Saat kereta cepat itu sampai di stasiun, Saka membiarkan
keempat temannya untuk turun lebih dulu. Memastikan tidak
ada barang tertinggal di dalam gerbong. “abis ini keluar
kemana?”
“Ke kiri Sak. Deket kok. Stasiun KRLnya juga deket dari
tempat mienya.” Jawab Aji yang berjalan di samping Nagita.
“Ji, bener-bener lu ya.” Adam yang menyadari itu hanya
geleng-geleng kepala.
“Emang parah nih si brengsek satu.” Dengan tegas, Nagita
yang menyadari langkahnya disamakan oleh Aji, menunjuk
wajah laki-laki itu dengan penuh benci.
“Nikah beneran itu Dam mereka nanti.” Saka menyamakan
langkah dengan teman-temannya. Kini lima remaja itu
kompak menuju tempat Mie Ayam untuk mengisi perutnya
yang kelaparan.
“Nya, ga pake daun bawang kan?” Kanya sempat mematung
mendengar ucapan Aji. Sebelum akhirnya mengangguk tanpa
sadar. Tatapan mata laki-laki itu selalu teduh, Kanya selalu
jatuh cinta pada mata Aji, berulang kali, seterusnya, tanpa
henti.
“Kok lu tau?” Saka menatap heran kedua temannya.

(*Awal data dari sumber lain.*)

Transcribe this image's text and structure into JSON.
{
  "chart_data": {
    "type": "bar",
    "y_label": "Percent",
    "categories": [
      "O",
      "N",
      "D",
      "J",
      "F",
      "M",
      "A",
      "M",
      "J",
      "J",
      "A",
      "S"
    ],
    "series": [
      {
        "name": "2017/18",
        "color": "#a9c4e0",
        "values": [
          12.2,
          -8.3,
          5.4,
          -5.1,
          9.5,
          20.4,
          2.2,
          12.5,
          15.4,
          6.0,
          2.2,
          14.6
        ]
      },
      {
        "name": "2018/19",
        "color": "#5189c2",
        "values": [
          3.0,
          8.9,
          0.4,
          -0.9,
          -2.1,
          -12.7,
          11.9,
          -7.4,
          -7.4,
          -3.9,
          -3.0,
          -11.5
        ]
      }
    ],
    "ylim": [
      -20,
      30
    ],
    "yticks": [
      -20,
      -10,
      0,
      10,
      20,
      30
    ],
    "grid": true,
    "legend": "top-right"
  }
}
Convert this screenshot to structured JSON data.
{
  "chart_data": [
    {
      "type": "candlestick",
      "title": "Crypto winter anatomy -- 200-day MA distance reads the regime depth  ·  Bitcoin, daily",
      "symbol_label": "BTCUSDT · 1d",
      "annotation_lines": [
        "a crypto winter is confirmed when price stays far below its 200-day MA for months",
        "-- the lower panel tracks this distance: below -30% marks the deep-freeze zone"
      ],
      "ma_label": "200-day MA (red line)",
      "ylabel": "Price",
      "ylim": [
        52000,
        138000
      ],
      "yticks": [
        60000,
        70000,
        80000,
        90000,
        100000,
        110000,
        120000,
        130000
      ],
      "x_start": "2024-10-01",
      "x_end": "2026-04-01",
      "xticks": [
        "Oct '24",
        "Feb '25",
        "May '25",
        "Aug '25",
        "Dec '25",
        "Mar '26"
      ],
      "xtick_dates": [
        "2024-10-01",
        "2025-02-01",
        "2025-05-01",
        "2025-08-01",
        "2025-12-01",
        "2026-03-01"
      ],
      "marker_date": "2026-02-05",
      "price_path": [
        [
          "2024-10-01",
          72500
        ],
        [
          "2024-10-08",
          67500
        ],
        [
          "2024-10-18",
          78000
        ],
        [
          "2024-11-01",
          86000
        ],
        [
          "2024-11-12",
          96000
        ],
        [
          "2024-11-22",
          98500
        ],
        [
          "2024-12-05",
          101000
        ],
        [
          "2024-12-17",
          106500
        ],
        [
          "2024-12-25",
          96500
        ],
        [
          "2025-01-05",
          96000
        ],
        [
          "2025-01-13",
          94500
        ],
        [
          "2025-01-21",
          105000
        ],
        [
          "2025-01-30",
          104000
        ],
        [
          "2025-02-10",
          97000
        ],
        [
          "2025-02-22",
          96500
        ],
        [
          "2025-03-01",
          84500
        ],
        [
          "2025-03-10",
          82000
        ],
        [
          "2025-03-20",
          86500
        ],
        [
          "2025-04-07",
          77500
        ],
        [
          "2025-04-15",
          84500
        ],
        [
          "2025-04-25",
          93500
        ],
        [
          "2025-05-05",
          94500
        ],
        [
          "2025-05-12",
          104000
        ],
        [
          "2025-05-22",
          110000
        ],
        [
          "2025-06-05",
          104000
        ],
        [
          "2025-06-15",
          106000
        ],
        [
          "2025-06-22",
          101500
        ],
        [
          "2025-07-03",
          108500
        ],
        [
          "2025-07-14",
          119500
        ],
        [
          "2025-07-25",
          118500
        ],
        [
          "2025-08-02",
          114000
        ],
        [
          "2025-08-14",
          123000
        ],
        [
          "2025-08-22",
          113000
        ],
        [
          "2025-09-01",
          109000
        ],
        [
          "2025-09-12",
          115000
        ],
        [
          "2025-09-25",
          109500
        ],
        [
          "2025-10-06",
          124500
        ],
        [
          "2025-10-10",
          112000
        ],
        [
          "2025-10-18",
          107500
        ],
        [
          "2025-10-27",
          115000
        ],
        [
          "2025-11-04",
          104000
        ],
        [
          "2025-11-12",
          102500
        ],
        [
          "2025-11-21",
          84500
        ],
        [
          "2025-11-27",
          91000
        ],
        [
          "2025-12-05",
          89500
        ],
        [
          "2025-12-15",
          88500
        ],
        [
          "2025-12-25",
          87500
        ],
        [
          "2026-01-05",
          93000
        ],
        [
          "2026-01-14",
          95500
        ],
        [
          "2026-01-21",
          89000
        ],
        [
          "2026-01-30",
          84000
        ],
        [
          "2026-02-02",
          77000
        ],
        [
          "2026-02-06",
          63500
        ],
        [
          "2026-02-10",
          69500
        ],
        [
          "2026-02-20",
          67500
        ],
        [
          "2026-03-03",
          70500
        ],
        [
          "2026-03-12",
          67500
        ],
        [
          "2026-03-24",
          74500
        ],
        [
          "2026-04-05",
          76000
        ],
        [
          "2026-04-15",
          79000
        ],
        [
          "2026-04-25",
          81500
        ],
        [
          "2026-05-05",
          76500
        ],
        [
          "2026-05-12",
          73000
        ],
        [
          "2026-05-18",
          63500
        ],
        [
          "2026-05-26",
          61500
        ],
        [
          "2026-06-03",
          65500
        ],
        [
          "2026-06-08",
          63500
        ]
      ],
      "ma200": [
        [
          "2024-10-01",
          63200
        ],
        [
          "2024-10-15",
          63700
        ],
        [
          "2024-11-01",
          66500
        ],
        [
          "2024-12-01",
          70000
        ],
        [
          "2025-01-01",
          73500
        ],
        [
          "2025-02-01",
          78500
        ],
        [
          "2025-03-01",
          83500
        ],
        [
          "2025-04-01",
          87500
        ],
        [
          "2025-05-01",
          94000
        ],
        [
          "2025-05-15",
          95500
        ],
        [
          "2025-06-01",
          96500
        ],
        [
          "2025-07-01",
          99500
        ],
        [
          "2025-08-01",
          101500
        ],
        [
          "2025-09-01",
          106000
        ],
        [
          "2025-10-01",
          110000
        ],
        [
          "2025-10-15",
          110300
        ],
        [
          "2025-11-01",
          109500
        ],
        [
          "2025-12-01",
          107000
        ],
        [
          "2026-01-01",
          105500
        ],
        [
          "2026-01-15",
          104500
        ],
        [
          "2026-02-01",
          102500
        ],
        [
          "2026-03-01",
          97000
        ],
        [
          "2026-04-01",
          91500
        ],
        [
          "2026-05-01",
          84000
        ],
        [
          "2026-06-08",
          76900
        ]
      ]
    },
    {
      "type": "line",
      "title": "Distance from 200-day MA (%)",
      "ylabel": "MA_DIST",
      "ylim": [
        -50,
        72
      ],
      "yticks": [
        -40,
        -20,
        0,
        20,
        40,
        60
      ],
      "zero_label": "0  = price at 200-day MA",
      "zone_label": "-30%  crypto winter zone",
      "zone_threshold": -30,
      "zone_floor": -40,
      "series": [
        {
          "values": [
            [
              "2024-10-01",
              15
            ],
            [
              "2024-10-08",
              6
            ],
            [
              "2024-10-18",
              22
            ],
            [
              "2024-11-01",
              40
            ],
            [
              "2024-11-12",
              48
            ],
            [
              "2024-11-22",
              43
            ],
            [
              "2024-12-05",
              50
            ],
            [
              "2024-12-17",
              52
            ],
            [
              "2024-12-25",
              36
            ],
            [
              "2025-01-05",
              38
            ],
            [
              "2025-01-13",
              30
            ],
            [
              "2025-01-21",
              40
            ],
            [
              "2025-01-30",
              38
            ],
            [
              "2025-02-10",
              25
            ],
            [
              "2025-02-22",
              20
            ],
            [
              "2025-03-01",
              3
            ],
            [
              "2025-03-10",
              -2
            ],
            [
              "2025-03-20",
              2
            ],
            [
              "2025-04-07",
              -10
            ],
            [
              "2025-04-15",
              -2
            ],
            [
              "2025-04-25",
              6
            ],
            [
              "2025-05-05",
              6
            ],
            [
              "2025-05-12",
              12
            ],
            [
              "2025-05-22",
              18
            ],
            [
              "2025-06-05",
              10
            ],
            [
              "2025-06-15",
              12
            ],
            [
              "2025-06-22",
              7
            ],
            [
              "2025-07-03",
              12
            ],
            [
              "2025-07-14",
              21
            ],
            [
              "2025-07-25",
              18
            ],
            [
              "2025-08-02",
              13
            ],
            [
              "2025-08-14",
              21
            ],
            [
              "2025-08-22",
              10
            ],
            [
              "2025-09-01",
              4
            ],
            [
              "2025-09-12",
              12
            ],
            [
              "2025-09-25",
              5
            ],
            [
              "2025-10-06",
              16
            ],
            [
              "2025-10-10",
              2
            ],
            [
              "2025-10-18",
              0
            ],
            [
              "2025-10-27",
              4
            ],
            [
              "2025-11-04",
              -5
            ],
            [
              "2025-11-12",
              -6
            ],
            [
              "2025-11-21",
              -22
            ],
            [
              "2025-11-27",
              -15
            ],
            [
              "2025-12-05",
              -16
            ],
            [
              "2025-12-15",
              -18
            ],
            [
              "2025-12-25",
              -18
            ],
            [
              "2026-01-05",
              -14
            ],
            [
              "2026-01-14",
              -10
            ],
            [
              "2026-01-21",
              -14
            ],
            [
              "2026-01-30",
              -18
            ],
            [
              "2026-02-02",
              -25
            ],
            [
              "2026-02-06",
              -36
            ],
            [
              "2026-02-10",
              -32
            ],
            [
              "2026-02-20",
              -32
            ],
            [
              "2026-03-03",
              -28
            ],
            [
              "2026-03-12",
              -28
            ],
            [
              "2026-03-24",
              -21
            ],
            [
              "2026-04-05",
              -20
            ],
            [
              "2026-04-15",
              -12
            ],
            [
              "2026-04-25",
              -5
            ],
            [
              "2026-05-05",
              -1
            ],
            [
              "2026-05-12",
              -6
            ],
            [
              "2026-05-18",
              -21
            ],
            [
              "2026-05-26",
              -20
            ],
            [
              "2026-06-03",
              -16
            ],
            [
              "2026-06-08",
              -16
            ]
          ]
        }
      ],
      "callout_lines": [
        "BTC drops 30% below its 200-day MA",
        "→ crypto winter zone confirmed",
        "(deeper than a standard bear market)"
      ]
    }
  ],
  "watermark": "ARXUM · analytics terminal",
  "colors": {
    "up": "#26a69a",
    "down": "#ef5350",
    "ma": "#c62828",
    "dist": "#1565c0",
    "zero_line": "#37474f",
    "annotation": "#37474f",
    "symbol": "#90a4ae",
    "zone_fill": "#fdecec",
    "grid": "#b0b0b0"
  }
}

“Pernah hampir pacaran Sak. Tapi si Aji nih emang brengsek
banget sampe setan aja kalah.” Adam menjawab dengan
candaan. Menaruh beberapa gelas es teh manis yang ia pesan.
Aji mengisyaratkan untuk Adam diam dengan menutup
mulutnya menggunakan jari telunjuk. Kanya hanya terdiam
melihat sekitarnya. Sampai tanpa ia sadari, matanya terjatuh
pada objek yang lain. Pada wajah Saka yang baginya hanya
sebuah mimpi indah belaka.
Bagaimana kedua rahang bahkan sampai garis lingkar lubang
hidung milik laki-laki itu begitu mirip dengan Haechan.
Bahkan jika mungkin Kanya diberi kesempatan untuk
menghitung berapa helai bulu mata yang keduanya punya,
Kanya yakin hasilnya akan sama.
“Ganti objek dia Dam.” Aji menunjuk Kanya yang sedari tadi
tenggelam dalam pandangannya. Objek yang hari ini terlihat
begitu nyata.
Saka baru menyadari jika sedari tadi Kanya
memperhatikannya. Wajahnya yang memerah padam buru-
buru ia sembunyikan dengan berdeham dan mengalihkan
topik pembicaraan.
“Ini biasanya antree begini?” tanya Saka.
Aji mengangguk. “Kalo siang jauh lebih rame.”
“Gak heran sih, soalnya enak.” Nagita menimpali juga.
Lalu obrolan di lanjutkan dengan membahas beberapa hal
konyol yang mereka lakukan saat kelas sepuluh dulu. Atau
mereka mendengarkan Saka bercerita tentang Swiss, kota
indah impian seluruh orang di bumi untuk datang kesana.
Nagita menyingkirkan amarahnya sedikit untuk Aji, hari ini
mereka terlihat berbincang tanpa berdebat seperti hari-hari
kemarin. Kanya sesekali menimpali, namun seperti yang
sudah-sudah, ia memang lebih banyak diamnya.